How do you juggle the expectations of friends and family during the holidays?
- We have put a few traditions in place that we look forward to; everything else is gravy! We plan in advance to put up the tree and decorate together on either the Friday or Saturday after Thanksgiving. This long-standing tradition kicks off Christmas for us. In one day we decorate, bake cookies, listen to Christmas music, address Christmas cards, and watch a Christmas movie. We may not see one another the rest of the month, but that one day is full of memories and joy.
- With all my kids living in three different states, we may or may not be together on holidays. It is what it is. We’ve adjusted expectations accordingly and are thankful for any time we can have together.

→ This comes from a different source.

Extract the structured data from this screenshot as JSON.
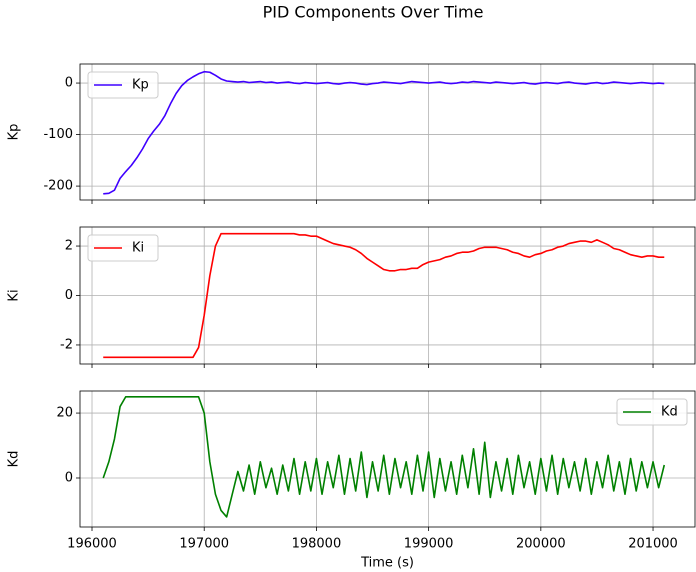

- I’ve had to learn to say no, or my favorite phrase, “That is not going to work for me.” I’ve had to learn to set boundaries because no one else is going to do that for me.

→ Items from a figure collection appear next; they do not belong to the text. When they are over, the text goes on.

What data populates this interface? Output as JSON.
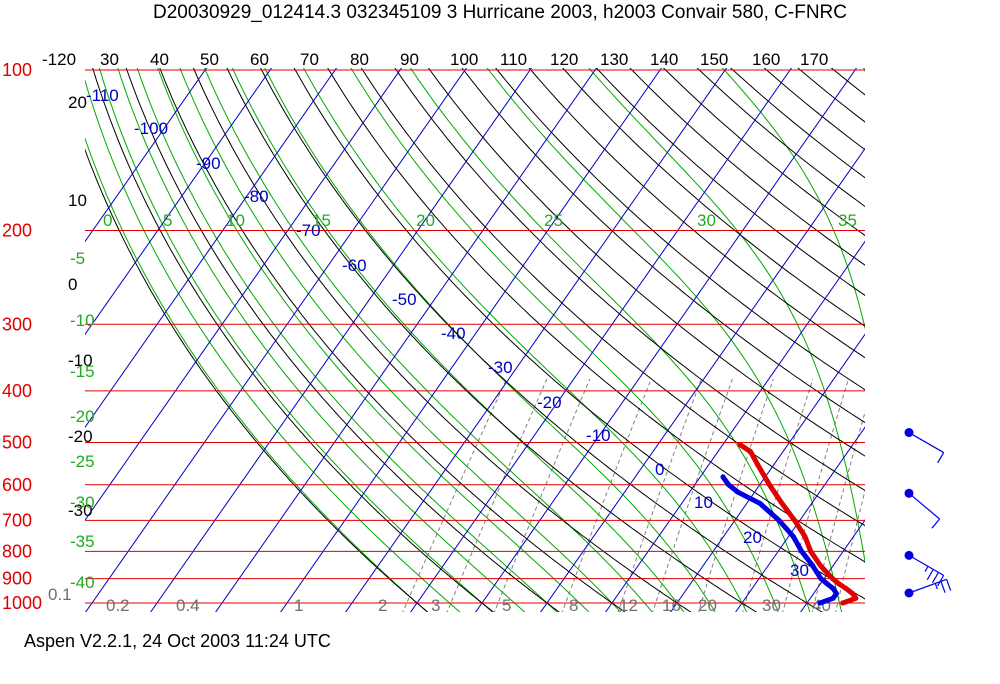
{
  "title": "D20030929_012414.3 032345109 3 Hurricane 2003, h2003 Convair 580, C-FNRC",
  "footer": "Aspen V2.2.1, 24 Oct 2003  11:24 UTC",
  "colors": {
    "pressure": "#e00000",
    "temperature": "#000000",
    "theta": "#000000",
    "theta_e_label": "#0000c0",
    "isotherm_label": "#0000c0",
    "moist_adiabat": "#00aa00",
    "mixing_ratio": "#808080",
    "temp_profile": "#e00000",
    "dewpoint_profile": "#0000e0",
    "wind_barb": "#0000e0"
  },
  "chart_data": {
    "type": "skew-t",
    "pressure_levels": [
      100,
      200,
      300,
      400,
      500,
      600,
      700,
      800,
      900,
      1000
    ],
    "left_temp_labels": [
      "20",
      "10",
      "0",
      "-10",
      "-20",
      "-30"
    ],
    "theta_labels": [
      "-120",
      "30",
      "40",
      "50",
      "60",
      "70",
      "80",
      "90",
      "100",
      "110",
      "120",
      "130",
      "140",
      "150",
      "160",
      "170"
    ],
    "isotherm_labels": [
      "-110",
      "-100",
      "-90",
      "-80",
      "-70",
      "-60",
      "-50",
      "-40",
      "-30",
      "-20",
      "-10",
      "0",
      "10",
      "20",
      "30"
    ],
    "moist_top_labels": [
      "0",
      "5",
      "10",
      "15",
      "20",
      "25",
      "30",
      "35"
    ],
    "moist_left_labels": [
      "-5",
      "-10",
      "-15",
      "-20",
      "-25",
      "-30",
      "-35",
      "-40"
    ],
    "mixing_ratio_labels": [
      "0.1",
      "0.2",
      "0.4",
      "1",
      "2",
      "3",
      "5",
      "8",
      "12",
      "16",
      "20",
      "30",
      "40"
    ],
    "temperature_profile": [
      {
        "p": 1000,
        "t": 25.5
      },
      {
        "p": 980,
        "t": 27.0
      },
      {
        "p": 960,
        "t": 26.0
      },
      {
        "p": 940,
        "t": 24.5
      },
      {
        "p": 920,
        "t": 22.8
      },
      {
        "p": 900,
        "t": 21.3
      },
      {
        "p": 850,
        "t": 18.0
      },
      {
        "p": 800,
        "t": 15.0
      },
      {
        "p": 750,
        "t": 12.5
      },
      {
        "p": 700,
        "t": 9.2
      },
      {
        "p": 650,
        "t": 5.4
      },
      {
        "p": 600,
        "t": 1.5
      },
      {
        "p": 550,
        "t": -2.5
      },
      {
        "p": 520,
        "t": -5.0
      },
      {
        "p": 505,
        "t": -7.3
      }
    ],
    "dewpoint_profile": [
      {
        "p": 1000,
        "t": 22.0
      },
      {
        "p": 980,
        "t": 23.5
      },
      {
        "p": 960,
        "t": 23.5
      },
      {
        "p": 940,
        "t": 22.5
      },
      {
        "p": 920,
        "t": 21.0
      },
      {
        "p": 900,
        "t": 19.5
      },
      {
        "p": 850,
        "t": 16.8
      },
      {
        "p": 800,
        "t": 13.6
      },
      {
        "p": 750,
        "t": 10.7
      },
      {
        "p": 700,
        "t": 6.8
      },
      {
        "p": 650,
        "t": 2.0
      },
      {
        "p": 620,
        "t": -2.5
      },
      {
        "p": 600,
        "t": -4.8
      },
      {
        "p": 580,
        "t": -6.5
      }
    ],
    "wind_barbs": [
      {
        "p": 500,
        "speed_kt": 10,
        "dir_deg": 120
      },
      {
        "p": 650,
        "speed_kt": 10,
        "dir_deg": 130
      },
      {
        "p": 850,
        "speed_kt": 25,
        "dir_deg": 120
      },
      {
        "p": 1000,
        "speed_kt": 15,
        "dir_deg": 70
      }
    ],
    "grid": true
  }
}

Why is it hard to set boundaries?
- Oftentimes there are so many great opportunities available during the holidays—parties, programs, ways to give—things that you might not do any other time during the year. We gather with people we may not see during other times during the year. And usually, we have some holiday or vacation time available—but it doesn’t mean we have to fill every moment. It is understandable that we don’t want to miss making the holidays special and memorable. Therefore, when we see an empty calendar, we start filling in the days. Ultimately, we fail to leave margin for unexpected invites or time needed for rest.
- We usually want to make holidays a joyful time. We want to make sure those around us are happy. But sometimes overplanning and activity brings exhaustion rather than joy.
- We want everyone to be happy and no one’s feelings to be hurt. We want everyone to feel welcomed. In reality, putting boundaries in place can feel harsh or unkind, but in the long run, boundaries can help keep the peace and the peace of mind when many different expectations and personalities are in play in a family gathering.
What advice would you give to someone who finds it difficult to maintain healthy boundaries?
- Ask yourself these questions:
- Am I making this decision to please God or please others? (Remember God should be first in your life!) Do I really want to do this, or is it just one more thing on the list?
- Does this option focus on Christ or consumerism at Christmas?
- If you could only do one extra thing per week between Thanksgiving and New Year’s, what would you choose? Would this be the one thing I would choose for this week?
- How is this activity or choice bringing me closer to Christ?
- One of the best phrases you can use is, “That is not going to work for me.” It is a polite way to say no. You do not have to give the reason but only the simple answer that whatever you are being invited to or asked to do is not going to work for you. Try it!
- Think about what may have bothered you in the holidays last year and write out a few boundaries in advance that make you feel safe in settings where you may have felt vulnerable or overwhelmed in the past. A boundary can be like a goal for yourself. You could begin by writing a goal and then writing a boundary that will help you reach that goal.
1. Dr. Henry Cloud and Dr. John Townsend, Boundaries (Grand Rapids, MI: Zondervan, 2008).